Background: Low-complexity regions (LCRs) in proteins are tracts that are highly enriched in one or a few amino acids. Given their high abundance, and their capacity to expand in relatively short periods of time through replication slippage, they can greatly contribute to increase protein sequence space and generate novel protein functions. However, little is known about the global impact of LCRs on protein evolution.
Results: We have traced back the evolutionary history of 2,802 LCRs from a large set of homologous protein families from H.sapiens, M.musculus, G.gallus, D.rerio and C.intestinalis. Transcriptional factors and other regulatory functions are overrepresented in proteins containing LCRs. We have found that the gain of novel LCRs is frequently associated with repeat expansion whereas the loss of LCRs is more often due to accumulation of amino acid substitutions as opposed to deletions. This dichotomy results in net protein sequence gain over time. We have detected a significant increase in the rate of accumulation of novel LCRs in the ancestral Amniota and mammalian branches, and a reduction in the chicken branch.

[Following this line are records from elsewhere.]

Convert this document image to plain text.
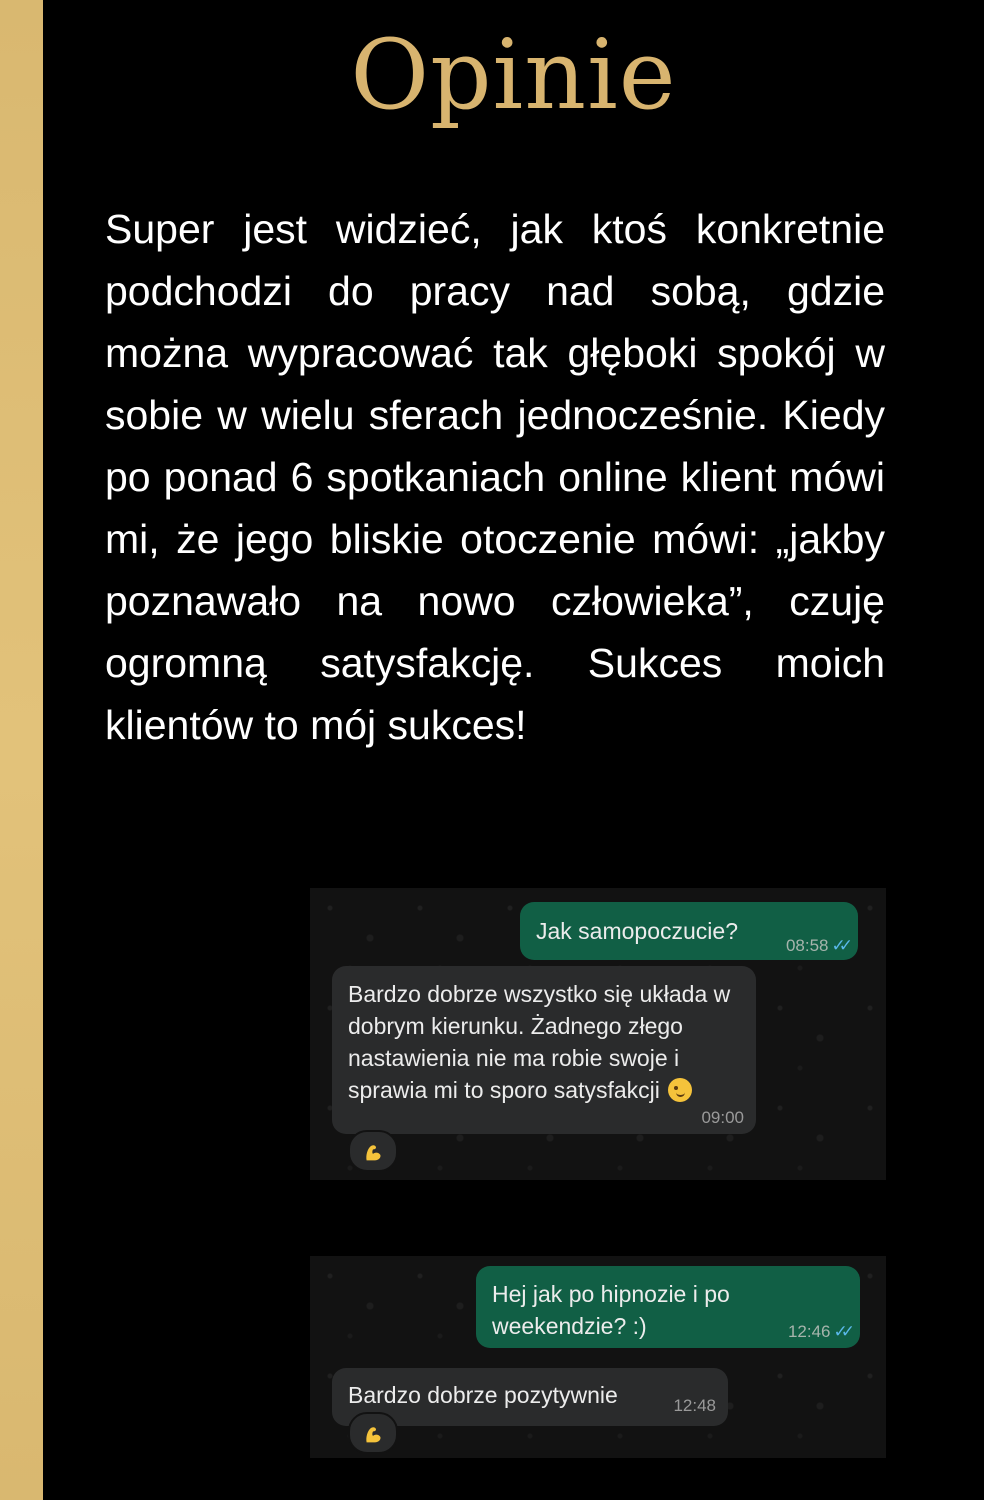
Opinie

Super jest widzieć, jak ktoś konkretnie podchodzi do pracy nad sobą, gdzie można wypracować tak głęboki spokój w sobie w wielu sferach jednocześnie. Kiedy po ponad 6 spotkaniach online klient mówi mi, że jego bliskie otoczenie mówi: „jakby poznawało na nowo człowieka”, czuję ogromną satysfakcję. Sukces moich klientów to mój sukces!

Jak samopoczucie?
08:58 ✓✓
Bardzo dobrze wszystko się układa w dobrym kierunku. Żadnego złego nastawienia nie ma robie swoje i sprawia mi to sporo satysfakcji
09:00
Hej jak po hipnozie i po weekendzie? :)	12:46 ✓✓
Bardzo dobrze pozytywnie	12:48
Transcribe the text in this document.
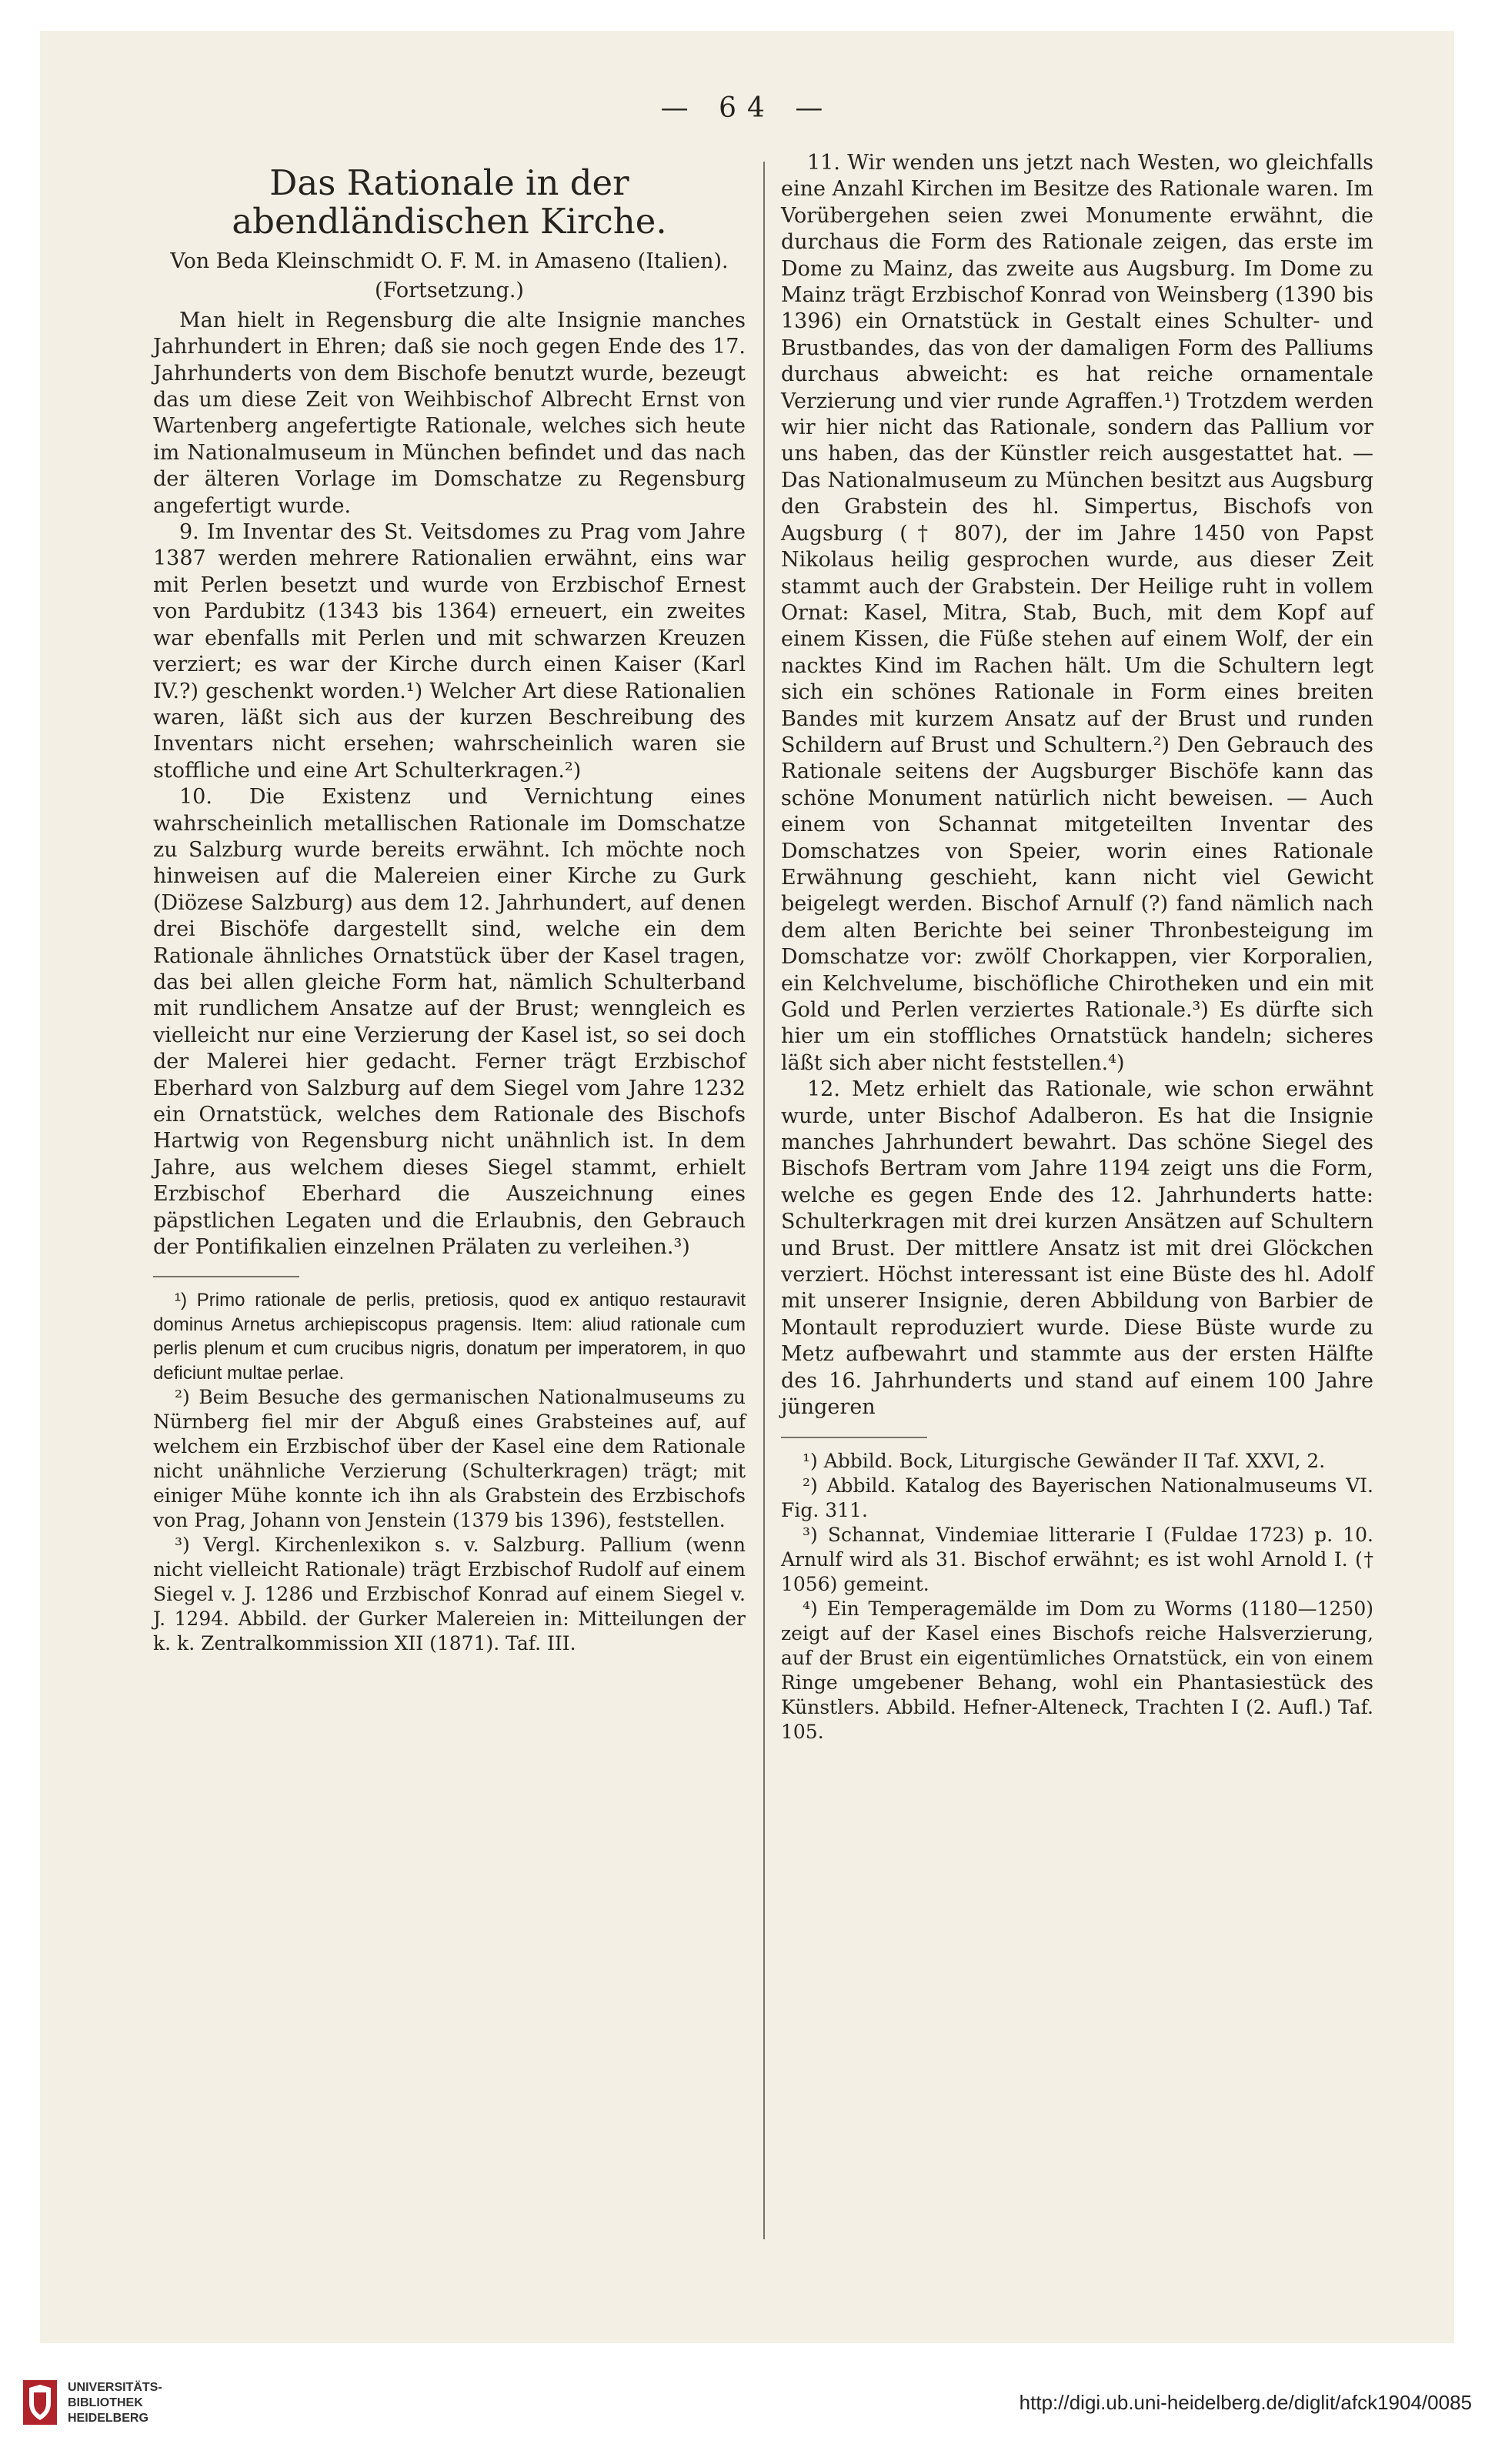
— 64 —
Das Rationale in der abendländischen Kirche.

Von Beda Kleinschmidt O. F. M. in Amaseno (Italien).

(Fortsetzung.)

Man hielt in Regensburg die alte Insignie manches Jahrhundert in Ehren; daß sie noch gegen Ende des 17. Jahrhunderts von dem Bischofe benutzt wurde, bezeugt das um diese Zeit von Weihbischof Albrecht Ernst von Wartenberg angefertigte Rationale, welches sich heute im Nationalmuseum in München befindet und das nach der älteren Vorlage im Domschatze zu Regensburg angefertigt wurde.

9. Im Inventar des St. Veitsdomes zu Prag vom Jahre 1387 werden mehrere Rationalien erwähnt, eins war mit Perlen besetzt und wurde von Erzbischof Ernest von Pardubitz (1343 bis 1364) erneuert, ein zweites war ebenfalls mit Perlen und mit schwarzen Kreuzen verziert; es war der Kirche durch einen Kaiser (Karl IV.?) geschenkt worden.¹) Welcher Art diese Rationalien waren, läßt sich aus der kurzen Beschreibung des Inventars nicht ersehen; wahrscheinlich waren sie stoffliche und eine Art Schulterkragen.²)

10. Die Existenz und Vernichtung eines wahrscheinlich metallischen Rationale im Domschatze zu Salzburg wurde bereits erwähnt. Ich möchte noch hinweisen auf die Malereien einer Kirche zu Gurk (Diözese Salzburg) aus dem 12. Jahrhundert, auf denen drei Bischöfe dargestellt sind, welche ein dem Rationale ähnliches Ornatstück über der Kasel tragen, das bei allen gleiche Form hat, nämlich Schulterband mit rundlichem Ansatze auf der Brust; wenngleich es vielleicht nur eine Verzierung der Kasel ist, so sei doch der Malerei hier gedacht. Ferner trägt Erzbischof Eberhard von Salzburg auf dem Siegel vom Jahre 1232 ein Ornatstück, welches dem Rationale des Bischofs Hartwig von Regensburg nicht unähnlich ist. In dem Jahre, aus welchem dieses Siegel stammt, erhielt Erzbischof Eberhard die Auszeichnung eines päpstlichen Legaten und die Erlaubnis, den Gebrauch der Pontifikalien einzelnen Prälaten zu verleihen.³)

¹) Primo rationale de perlis, pretiosis, quod ex antiquo restauravit dominus Arnetus archiepiscopus pragensis. Item: aliud rationale cum perlis plenum et cum crucibus nigris, donatum per imperatorem, in quo deficiunt multae perlae.

²) Beim Besuche des germanischen Nationalmuseums zu Nürnberg fiel mir der Abguß eines Grabsteines auf, auf welchem ein Erzbischof über der Kasel eine dem Rationale nicht unähnliche Verzierung (Schulterkragen) trägt; mit einiger Mühe konnte ich ihn als Grabstein des Erzbischofs von Prag, Johann von Jenstein (1379 bis 1396), feststellen.

³) Vergl. Kirchenlexikon s. v. Salzburg. Pallium (wenn nicht vielleicht Rationale) trägt Erzbischof Rudolf auf einem Siegel v. J. 1286 und Erzbischof Konrad auf einem Siegel v. J. 1294. Abbild. der Gurker Malereien in: Mitteilungen der k. k. Zentralkommission XII (1871). Taf. III.

11. Wir wenden uns jetzt nach Westen, wo gleichfalls eine Anzahl Kirchen im Besitze des Rationale waren. Im Vorübergehen seien zwei Monumente erwähnt, die durchaus die Form des Rationale zeigen, das erste im Dome zu Mainz, das zweite aus Augsburg. Im Dome zu Mainz trägt Erzbischof Konrad von Weinsberg (1390 bis 1396) ein Ornatstück in Gestalt eines Schulter- und Brustbandes, das von der damaligen Form des Palliums durchaus abweicht: es hat reiche ornamentale Verzierung und vier runde Agraffen.¹) Trotzdem werden wir hier nicht das Rationale, sondern das Pallium vor uns haben, das der Künstler reich ausgestattet hat. — Das Nationalmuseum zu München besitzt aus Augsburg den Grabstein des hl. Simpertus, Bischofs von Augsburg († 807), der im Jahre 1450 von Papst Nikolaus heilig gesprochen wurde, aus dieser Zeit stammt auch der Grabstein. Der Heilige ruht in vollem Ornat: Kasel, Mitra, Stab, Buch, mit dem Kopf auf einem Kissen, die Füße stehen auf einem Wolf, der ein nacktes Kind im Rachen hält. Um die Schultern legt sich ein schönes Rationale in Form eines breiten Bandes mit kurzem Ansatz auf der Brust und runden Schildern auf Brust und Schultern.²) Den Gebrauch des Rationale seitens der Augsburger Bischöfe kann das schöne Monument natürlich nicht beweisen. — Auch einem von Schannat mitgeteilten Inventar des Domschatzes von Speier, worin eines Rationale Erwähnung geschieht, kann nicht viel Gewicht beigelegt werden. Bischof Arnulf (?) fand nämlich nach dem alten Berichte bei seiner Thronbesteigung im Domschatze vor: zwölf Chorkappen, vier Korporalien, ein Kelchvelume, bischöfliche Chirotheken und ein mit Gold und Perlen verziertes Rationale.³) Es dürfte sich hier um ein stoffliches Ornatstück handeln; sicheres läßt sich aber nicht feststellen.⁴)

12. Metz erhielt das Rationale, wie schon erwähnt wurde, unter Bischof Adalberon. Es hat die Insignie manches Jahrhundert bewahrt. Das schöne Siegel des Bischofs Bertram vom Jahre 1194 zeigt uns die Form, welche es gegen Ende des 12. Jahrhunderts hatte: Schulterkragen mit drei kurzen Ansätzen auf Schultern und Brust. Der mittlere Ansatz ist mit drei Glöckchen verziert. Höchst interessant ist eine Büste des hl. Adolf mit unserer Insignie, deren Abbildung von Barbier de Montault reproduziert wurde. Diese Büste wurde zu Metz aufbewahrt und stammte aus der ersten Hälfte des 16. Jahrhunderts und stand auf einem 100 Jahre jüngeren

¹) Abbild. Bock, Liturgische Gewänder II Taf. XXVI, 2.

²) Abbild. Katalog des Bayerischen Nationalmuseums VI. Fig. 311.

³) Schannat, Vindemiae litterarie I (Fuldae 1723) p. 10. Arnulf wird als 31. Bischof erwähnt; es ist wohl Arnold I. († 1056) gemeint.

⁴) Ein Temperagemälde im Dom zu Worms (1180—1250) zeigt auf der Kasel eines Bischofs reiche Halsverzierung, auf der Brust ein eigentümliches Ornatstück, ein von einem Ringe umgebener Behang, wohl ein Phantasiestück des Künstlers. Abbild. Hefner-Alteneck, Trachten I (2. Aufl.) Taf. 105.

UNIVERSITÄTS-
BIBLIOTHEK
HEIDELBERG
http://digi.ub.uni-heidelberg.de/diglit/afck1904/0085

Alanine and/or glycine-rich LCRs are overrepresented in recently emerged LCR sets from all branches, suggesting that their expansion is better tolerated than for other LCR types. LCRs enriched in positively charged amino acids show the contrary pattern, indicating an important effect of purifying selection in their maintenance.
Conclusion: We have performed the first large-scale study on the evolutionary dynamics of LCRs in protein families. The study has shown that the composition of an LCR is an important determinant of its evolutionary pattern.